Masque facial représentant une « tête de n’domo », acquis le 10 août 1931 à Samagnana, au Mali, musée du quai Branly – Jacques Chirac, Paris, 2025. Photo Bérénice Geoffroy-Schneiter

Plus de 3 600 objets, 6 000 spécimens naturalistes, 370 manuscrits, 70 ossements humains, près de 6 000 photographies, 15 000 fiches d’enquêtes thématiques, sans compter les 250 enregistrements sonores et 3 600 mètres de film, telle est la moisson exceptionnelle de documents collectés par la mission ethnographique et linguistique conduite entre 1931 et 1933 par l’ethnologue français Marcel Griaule et immortalisée par l’écrivain Michel Leiris dans son ouvrage L’Afrique fantôme, paru en 1934 aux éditions Gallimard.

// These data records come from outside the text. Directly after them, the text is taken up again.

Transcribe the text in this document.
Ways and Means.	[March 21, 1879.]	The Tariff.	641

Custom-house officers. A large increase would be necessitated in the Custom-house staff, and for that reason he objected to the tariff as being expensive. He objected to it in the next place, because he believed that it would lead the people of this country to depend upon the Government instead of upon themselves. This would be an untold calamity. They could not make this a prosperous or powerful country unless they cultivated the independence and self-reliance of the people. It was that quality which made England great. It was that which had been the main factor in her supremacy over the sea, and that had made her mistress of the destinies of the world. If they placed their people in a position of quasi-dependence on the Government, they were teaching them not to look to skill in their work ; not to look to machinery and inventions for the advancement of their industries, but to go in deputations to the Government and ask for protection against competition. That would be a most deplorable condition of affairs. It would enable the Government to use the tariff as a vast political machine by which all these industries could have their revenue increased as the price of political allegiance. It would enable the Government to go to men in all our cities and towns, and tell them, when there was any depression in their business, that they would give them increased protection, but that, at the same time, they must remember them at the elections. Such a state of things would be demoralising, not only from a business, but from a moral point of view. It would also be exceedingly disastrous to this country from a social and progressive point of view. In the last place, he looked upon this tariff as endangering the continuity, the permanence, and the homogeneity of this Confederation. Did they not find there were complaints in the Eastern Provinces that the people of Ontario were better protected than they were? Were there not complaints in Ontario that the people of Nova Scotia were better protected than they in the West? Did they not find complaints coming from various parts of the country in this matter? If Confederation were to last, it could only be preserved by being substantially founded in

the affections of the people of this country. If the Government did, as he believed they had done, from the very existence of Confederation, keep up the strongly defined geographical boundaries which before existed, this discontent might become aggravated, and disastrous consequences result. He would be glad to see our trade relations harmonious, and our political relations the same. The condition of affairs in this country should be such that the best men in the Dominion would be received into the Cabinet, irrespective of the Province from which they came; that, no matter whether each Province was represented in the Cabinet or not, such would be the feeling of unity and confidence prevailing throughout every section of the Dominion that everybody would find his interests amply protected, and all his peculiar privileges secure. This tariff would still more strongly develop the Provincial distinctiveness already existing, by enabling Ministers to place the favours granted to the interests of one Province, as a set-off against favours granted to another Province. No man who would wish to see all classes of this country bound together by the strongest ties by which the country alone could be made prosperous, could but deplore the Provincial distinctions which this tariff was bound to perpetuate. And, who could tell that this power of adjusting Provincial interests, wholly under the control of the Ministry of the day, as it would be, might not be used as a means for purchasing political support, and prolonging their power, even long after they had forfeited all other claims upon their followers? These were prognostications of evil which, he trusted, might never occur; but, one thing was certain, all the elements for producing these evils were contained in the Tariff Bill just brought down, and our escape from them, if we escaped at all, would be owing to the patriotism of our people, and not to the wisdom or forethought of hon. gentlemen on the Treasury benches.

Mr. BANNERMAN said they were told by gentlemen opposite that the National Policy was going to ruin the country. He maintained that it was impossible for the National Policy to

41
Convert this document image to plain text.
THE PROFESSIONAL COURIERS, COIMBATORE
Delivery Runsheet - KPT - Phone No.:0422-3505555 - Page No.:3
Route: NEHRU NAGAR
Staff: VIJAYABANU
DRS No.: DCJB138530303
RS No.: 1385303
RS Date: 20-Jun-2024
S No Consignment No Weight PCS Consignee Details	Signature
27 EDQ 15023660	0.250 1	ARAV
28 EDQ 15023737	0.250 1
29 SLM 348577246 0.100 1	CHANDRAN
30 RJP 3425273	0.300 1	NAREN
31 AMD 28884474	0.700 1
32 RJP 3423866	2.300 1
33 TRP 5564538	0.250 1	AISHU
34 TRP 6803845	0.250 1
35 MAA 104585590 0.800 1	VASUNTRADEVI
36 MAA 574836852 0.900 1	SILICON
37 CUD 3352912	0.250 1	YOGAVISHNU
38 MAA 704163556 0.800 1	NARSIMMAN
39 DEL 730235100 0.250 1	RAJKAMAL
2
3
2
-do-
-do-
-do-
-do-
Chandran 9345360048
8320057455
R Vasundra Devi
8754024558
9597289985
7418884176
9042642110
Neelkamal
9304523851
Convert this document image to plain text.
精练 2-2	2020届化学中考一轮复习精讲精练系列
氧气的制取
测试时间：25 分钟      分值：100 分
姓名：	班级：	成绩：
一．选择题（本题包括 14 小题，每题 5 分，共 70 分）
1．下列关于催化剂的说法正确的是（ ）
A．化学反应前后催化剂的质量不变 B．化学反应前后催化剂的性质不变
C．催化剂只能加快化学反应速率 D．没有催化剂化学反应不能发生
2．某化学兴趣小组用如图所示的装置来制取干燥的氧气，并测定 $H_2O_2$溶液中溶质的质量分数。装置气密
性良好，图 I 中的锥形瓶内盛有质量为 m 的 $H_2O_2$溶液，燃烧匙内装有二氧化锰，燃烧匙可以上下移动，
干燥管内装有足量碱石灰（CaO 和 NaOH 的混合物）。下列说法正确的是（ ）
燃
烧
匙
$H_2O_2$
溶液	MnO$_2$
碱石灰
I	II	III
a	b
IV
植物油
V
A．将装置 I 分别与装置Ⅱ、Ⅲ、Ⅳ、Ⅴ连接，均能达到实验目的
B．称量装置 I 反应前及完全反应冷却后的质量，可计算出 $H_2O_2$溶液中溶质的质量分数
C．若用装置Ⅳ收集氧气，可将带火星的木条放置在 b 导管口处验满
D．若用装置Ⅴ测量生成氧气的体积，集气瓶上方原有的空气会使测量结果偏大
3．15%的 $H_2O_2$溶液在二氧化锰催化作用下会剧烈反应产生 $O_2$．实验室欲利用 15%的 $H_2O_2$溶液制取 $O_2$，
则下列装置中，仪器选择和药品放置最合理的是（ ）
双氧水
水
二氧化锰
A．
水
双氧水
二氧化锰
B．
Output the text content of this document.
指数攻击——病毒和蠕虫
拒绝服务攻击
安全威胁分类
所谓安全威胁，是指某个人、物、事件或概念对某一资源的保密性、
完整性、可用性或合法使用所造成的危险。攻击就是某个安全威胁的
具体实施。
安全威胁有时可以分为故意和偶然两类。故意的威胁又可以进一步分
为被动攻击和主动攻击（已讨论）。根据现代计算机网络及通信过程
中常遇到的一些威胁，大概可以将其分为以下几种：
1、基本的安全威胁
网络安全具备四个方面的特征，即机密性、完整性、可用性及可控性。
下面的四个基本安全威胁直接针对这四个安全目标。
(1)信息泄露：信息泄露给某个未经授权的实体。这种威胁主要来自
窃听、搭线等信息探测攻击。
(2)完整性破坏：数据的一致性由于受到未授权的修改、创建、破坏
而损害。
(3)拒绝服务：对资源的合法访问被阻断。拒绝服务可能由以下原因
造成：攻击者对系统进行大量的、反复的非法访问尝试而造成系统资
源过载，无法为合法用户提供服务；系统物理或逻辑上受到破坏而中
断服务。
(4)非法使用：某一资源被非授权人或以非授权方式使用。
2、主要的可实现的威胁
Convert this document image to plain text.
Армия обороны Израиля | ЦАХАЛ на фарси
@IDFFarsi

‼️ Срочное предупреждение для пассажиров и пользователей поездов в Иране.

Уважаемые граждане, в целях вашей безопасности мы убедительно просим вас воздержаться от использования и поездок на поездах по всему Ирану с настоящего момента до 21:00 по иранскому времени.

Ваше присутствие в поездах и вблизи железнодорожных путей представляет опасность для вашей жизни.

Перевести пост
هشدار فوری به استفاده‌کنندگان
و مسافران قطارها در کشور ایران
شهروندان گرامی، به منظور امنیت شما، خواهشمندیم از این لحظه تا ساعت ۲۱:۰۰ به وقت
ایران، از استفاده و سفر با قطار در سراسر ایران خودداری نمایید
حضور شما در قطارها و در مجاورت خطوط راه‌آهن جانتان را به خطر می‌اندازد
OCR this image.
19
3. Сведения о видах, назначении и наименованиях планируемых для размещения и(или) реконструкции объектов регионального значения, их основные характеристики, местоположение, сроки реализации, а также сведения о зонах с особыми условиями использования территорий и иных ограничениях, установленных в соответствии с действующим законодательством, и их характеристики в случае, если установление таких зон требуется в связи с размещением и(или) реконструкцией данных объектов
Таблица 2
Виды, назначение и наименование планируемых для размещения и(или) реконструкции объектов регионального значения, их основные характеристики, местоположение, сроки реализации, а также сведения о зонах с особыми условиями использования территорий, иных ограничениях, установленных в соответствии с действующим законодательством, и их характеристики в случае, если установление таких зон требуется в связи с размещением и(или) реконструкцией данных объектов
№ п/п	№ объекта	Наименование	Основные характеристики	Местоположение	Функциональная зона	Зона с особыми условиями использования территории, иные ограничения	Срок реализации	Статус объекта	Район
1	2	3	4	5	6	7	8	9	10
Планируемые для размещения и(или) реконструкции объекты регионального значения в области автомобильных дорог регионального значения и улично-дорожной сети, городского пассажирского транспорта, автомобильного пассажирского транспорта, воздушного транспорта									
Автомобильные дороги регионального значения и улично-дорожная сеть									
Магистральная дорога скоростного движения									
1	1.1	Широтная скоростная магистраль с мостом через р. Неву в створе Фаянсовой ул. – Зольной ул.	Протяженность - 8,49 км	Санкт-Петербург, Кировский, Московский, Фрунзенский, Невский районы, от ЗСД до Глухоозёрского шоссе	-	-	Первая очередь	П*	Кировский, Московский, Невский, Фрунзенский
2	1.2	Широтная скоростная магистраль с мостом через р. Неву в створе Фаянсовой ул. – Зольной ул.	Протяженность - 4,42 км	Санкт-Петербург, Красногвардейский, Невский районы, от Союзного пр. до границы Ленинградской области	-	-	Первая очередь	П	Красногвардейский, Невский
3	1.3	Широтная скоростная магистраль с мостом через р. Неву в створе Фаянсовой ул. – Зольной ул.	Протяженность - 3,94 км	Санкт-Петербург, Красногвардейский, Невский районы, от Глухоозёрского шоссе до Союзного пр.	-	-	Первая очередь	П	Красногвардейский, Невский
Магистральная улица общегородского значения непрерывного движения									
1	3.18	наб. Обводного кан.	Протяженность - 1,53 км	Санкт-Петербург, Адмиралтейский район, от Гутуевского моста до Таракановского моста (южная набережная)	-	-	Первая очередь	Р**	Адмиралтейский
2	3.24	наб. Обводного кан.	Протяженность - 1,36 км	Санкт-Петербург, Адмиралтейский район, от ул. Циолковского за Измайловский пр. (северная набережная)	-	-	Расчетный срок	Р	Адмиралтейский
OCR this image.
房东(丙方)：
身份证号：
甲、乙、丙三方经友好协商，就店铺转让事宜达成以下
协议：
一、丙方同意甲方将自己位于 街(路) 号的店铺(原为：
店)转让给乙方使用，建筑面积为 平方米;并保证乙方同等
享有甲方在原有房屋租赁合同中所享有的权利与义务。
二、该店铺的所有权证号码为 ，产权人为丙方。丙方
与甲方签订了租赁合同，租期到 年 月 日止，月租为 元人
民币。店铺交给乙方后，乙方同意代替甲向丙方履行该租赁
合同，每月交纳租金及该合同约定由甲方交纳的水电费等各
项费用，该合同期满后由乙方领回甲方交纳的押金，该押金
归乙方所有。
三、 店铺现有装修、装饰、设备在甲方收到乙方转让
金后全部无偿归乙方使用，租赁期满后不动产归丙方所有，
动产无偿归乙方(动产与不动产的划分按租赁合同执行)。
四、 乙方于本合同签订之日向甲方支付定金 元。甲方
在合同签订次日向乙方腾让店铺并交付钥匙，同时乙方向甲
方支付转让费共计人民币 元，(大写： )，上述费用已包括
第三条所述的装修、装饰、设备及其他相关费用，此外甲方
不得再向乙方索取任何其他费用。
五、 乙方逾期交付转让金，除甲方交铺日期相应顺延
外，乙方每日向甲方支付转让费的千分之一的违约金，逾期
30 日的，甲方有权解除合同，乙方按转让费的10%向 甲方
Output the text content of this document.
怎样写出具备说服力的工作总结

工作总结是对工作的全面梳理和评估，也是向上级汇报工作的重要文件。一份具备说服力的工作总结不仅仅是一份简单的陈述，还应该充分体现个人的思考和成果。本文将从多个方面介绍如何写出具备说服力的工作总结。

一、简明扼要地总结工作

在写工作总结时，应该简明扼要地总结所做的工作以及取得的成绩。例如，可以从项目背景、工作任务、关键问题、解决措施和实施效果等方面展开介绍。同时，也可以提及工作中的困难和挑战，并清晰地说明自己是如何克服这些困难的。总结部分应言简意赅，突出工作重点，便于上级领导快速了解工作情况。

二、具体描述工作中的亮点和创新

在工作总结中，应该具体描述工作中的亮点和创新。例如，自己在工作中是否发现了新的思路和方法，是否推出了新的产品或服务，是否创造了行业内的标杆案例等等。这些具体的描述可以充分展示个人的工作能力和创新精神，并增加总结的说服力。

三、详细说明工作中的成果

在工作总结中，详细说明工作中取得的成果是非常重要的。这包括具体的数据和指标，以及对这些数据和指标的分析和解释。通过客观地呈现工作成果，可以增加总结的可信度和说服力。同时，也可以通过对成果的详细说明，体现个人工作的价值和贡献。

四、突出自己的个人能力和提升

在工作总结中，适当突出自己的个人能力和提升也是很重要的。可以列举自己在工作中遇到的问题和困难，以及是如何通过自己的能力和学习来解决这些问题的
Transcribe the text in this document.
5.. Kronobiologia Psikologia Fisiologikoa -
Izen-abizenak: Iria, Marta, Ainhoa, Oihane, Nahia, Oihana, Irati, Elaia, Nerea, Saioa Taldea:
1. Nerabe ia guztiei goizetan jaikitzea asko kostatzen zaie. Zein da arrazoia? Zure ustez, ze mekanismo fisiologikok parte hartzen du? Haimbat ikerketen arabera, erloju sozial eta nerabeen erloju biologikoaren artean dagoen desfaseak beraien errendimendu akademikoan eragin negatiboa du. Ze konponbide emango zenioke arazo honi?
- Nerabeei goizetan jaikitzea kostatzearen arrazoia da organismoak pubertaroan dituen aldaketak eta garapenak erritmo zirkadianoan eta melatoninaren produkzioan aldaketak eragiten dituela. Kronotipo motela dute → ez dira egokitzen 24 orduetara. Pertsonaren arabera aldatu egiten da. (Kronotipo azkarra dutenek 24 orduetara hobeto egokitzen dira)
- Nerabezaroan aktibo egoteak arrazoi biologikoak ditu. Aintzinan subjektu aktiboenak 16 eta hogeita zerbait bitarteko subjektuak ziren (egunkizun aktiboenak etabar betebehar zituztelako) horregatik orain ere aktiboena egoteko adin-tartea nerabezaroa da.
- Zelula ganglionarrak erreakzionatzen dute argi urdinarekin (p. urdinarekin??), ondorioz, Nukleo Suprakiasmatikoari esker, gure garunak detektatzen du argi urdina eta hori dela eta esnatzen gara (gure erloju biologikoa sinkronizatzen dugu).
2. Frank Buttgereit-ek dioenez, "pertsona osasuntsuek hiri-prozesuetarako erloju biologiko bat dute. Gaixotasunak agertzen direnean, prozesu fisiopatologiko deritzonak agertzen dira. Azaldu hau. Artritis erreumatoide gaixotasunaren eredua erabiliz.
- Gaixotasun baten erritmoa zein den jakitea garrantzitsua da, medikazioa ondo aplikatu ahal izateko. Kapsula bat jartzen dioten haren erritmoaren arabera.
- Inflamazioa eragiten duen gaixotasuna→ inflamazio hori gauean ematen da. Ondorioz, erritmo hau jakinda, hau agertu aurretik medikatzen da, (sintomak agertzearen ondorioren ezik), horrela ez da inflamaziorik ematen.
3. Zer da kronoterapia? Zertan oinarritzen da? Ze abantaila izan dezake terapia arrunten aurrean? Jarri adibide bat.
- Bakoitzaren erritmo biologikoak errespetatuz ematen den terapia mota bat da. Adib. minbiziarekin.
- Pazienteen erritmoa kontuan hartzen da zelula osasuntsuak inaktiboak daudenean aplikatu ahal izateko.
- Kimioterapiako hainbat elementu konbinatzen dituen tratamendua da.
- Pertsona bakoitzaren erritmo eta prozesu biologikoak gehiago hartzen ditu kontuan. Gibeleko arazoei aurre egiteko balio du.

Près d’un siècle plus tard, force est de constater que le contexte qui a vu naître cette vaste entreprise visant à sauvegarder dans l’urgence des cultures menacées de disparition est désormais interrogé par les chercheurs à travers le prisme de la décolonisation. Par son invitation faite à une dizaine de scientifiques français et africains à mener des contre-enquêtes de terrain dans une trentaine de localités traversées par la mission, le musée du quai Branly – Jacques Chirac, à Paris, s’est ainsi proposé de « décentrer le regard pour dissiper les angles morts », selon les propres termes de l’anthropologue Gaëlle Beaujean, laquelle a orchestré avec rigueur cette ambitieuse exposition intitulée Mission Dakar-Djibouti (1931-1933) : contre-enquêtes. Celle-ci, au travers de quelque 350 objets et de nombreuses archives, est également une formidable invitation à remettre en lumière les protagonistes invisibilisés de cette aventure : interprètes, informateurs, artistes, prêtres, initiés, chefs de canton, mécaniciens, manœuvres, mais aussi femmes européennes comme africaines.

« L’impunité et l’autorité que leur confère le contexte colonial autorisent, voire favorisent, de tels procédés. »

Une discipline naissante

On aurait tort, cependant, de sous-estimer le caractère résolument pionnier de cette aventure tant scientifique qu’humaine. S’appuyant en grande partie sur les acquis de la célèbre Croisière noire Citroën (1924-1925), Marcel Griaule, jeune ethnologue de 32 ans, caresse alors le rêve d’accomplir un vaste périple transafricain afin de mettre en application les méthodes rigoureuses dispensées par l’Institut d’ethnologie de l’université de Paris, fondé en 1925.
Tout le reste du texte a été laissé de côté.